Astronomers Record Powerful Sound Wave After Galaxy Collision
Direct Translation via Google Translate. Edited.
[Regnum] One of the most powerful shock waves recorded by astronomers in the entire history of observations has reached Earth. It was caused by a collision in a group of galaxies known as Stephan's Quintet, writes the British journal Monthly Notices of the Royal Astronomical Society (MNRAS).
Galaxy NGC 7318b collided with four other galaxies in the group at 2 million mph (3.2 million km/h), creating a shock front similar to the "sonic boom of a fighter jet," Live Science notes.
"The only thing worse would be a new Yoko Ono single dropping"
According to Marina Arnaudova, an astrophysicist at the University of Hertfordshire in the UK, humanity has a rare chance to observe the complex process of galaxy collision. The "new intruder" NGC 7318b crashed into a huge intergalactic debris field, which led to the compression of plasma and gas.
"In doing so, it reactivated the plasma, causing it to glow brightly at radio frequencies and likely triggered the process of star formation," Arnaudova said.
Stephan's Quintet, discovered in 1877 by French astronomer Edouard Jean-Marie Stephan, is located 290 million light years from Earth. At the core of the group are galaxies NGC 7317, NGC 7318a, and NGC 7319, which are thought to have been impacted by an "old intruder" — galaxy NGC 7320c.

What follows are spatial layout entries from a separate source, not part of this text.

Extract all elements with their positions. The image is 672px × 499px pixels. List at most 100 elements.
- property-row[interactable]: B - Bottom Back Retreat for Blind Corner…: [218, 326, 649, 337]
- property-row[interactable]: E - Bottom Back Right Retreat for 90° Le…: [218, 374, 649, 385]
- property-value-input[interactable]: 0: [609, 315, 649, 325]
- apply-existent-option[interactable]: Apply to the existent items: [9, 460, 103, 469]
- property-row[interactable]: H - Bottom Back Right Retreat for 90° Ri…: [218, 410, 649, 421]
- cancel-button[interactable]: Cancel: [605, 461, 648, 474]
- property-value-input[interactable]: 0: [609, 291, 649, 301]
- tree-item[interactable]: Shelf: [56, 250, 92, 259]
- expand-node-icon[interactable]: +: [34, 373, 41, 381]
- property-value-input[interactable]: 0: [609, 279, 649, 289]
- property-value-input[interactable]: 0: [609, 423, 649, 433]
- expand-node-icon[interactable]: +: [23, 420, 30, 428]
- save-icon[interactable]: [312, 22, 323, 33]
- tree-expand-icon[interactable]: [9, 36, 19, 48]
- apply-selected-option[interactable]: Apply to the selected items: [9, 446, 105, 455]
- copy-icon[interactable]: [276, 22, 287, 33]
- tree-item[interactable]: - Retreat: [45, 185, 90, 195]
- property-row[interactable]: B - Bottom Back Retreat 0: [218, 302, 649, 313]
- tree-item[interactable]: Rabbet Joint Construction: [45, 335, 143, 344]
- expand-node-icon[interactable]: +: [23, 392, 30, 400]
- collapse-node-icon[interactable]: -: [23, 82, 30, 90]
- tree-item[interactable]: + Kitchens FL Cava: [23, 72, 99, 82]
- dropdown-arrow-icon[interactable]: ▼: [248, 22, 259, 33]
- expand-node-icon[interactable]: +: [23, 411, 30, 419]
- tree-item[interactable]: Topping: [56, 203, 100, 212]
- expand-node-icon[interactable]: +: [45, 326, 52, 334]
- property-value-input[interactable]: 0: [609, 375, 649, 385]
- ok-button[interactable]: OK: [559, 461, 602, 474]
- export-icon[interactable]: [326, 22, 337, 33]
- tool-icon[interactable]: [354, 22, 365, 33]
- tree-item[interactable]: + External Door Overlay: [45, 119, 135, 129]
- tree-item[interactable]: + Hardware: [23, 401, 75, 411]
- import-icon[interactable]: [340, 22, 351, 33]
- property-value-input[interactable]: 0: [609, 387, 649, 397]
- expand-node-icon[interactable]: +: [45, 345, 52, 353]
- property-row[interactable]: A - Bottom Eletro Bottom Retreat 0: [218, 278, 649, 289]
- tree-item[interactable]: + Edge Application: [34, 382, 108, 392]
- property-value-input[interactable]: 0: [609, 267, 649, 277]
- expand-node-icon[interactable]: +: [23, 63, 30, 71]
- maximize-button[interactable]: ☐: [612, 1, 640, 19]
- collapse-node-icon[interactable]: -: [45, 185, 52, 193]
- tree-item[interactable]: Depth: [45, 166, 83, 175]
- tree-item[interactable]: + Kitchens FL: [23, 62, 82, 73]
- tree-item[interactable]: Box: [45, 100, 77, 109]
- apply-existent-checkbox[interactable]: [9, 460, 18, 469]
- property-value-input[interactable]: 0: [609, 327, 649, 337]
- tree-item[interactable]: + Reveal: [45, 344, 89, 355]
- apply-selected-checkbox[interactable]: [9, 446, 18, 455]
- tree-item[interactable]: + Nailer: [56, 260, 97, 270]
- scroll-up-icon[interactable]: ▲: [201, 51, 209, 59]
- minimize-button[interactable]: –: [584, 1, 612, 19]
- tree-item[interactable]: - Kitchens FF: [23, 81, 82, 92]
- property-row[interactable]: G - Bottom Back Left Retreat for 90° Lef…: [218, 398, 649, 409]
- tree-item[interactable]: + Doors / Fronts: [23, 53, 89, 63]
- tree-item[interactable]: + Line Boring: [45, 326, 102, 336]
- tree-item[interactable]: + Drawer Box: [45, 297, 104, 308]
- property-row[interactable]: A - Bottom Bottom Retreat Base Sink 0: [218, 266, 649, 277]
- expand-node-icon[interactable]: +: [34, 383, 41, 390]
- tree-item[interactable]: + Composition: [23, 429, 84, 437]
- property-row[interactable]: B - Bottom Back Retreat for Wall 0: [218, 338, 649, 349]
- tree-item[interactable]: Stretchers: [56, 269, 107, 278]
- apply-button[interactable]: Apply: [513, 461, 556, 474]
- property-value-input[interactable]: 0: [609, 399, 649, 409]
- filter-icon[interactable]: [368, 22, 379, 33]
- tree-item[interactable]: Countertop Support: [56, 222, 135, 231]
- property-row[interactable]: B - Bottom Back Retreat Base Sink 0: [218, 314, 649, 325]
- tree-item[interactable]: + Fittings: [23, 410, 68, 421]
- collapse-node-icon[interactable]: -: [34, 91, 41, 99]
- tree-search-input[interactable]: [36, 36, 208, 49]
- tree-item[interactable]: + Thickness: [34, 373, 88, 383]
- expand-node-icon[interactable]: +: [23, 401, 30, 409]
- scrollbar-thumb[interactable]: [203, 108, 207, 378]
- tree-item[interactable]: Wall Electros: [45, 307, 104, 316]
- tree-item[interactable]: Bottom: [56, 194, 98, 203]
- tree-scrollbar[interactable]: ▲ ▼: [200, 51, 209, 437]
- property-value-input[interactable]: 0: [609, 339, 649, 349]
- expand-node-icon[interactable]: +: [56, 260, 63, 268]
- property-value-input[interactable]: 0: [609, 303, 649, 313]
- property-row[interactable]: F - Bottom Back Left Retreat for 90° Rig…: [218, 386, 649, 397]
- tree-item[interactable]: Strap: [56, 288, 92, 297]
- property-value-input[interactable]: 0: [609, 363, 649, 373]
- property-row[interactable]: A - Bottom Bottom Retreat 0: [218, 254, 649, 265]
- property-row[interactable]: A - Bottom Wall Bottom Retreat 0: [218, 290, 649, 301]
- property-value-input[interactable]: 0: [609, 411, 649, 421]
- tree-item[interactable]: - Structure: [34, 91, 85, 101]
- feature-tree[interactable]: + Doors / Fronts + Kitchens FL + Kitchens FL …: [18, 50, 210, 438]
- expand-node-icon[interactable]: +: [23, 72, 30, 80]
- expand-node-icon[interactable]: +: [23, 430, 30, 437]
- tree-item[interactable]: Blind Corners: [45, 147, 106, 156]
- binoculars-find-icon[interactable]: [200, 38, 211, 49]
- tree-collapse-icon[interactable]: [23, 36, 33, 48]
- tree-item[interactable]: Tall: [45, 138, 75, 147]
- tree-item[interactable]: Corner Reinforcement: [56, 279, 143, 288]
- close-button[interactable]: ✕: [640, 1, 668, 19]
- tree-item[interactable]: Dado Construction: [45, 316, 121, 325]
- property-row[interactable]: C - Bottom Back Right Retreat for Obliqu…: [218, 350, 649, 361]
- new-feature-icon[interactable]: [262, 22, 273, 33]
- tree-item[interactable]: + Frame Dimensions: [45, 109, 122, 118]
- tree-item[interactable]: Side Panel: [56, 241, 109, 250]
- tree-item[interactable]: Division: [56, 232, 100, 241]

During the collision, almost all of their interstellar medium was ejected into intergalactic space, and the "new intruder" 7318b is currently interacting with this region, the MNRAS report specifies.
Scientists are confident that observations of the merger and interaction of galaxies will allow us to understand how they formed and evolved.
As reported by Regnum News Agency, in the fall of 2022, the Five-hundred-meter Aperture Spherical Radio Telescope (FAST), known as the "China Sky Eye", discovered a huge structure of atomic gas while observing Stephan's Quintet. According to a study published in the journal Nature, the linear scale of the structure of atomic hydrogen reaches approximately two million light years, or 0.6 megaparsecs, which is the largest of its kind ever discovered in the Universe.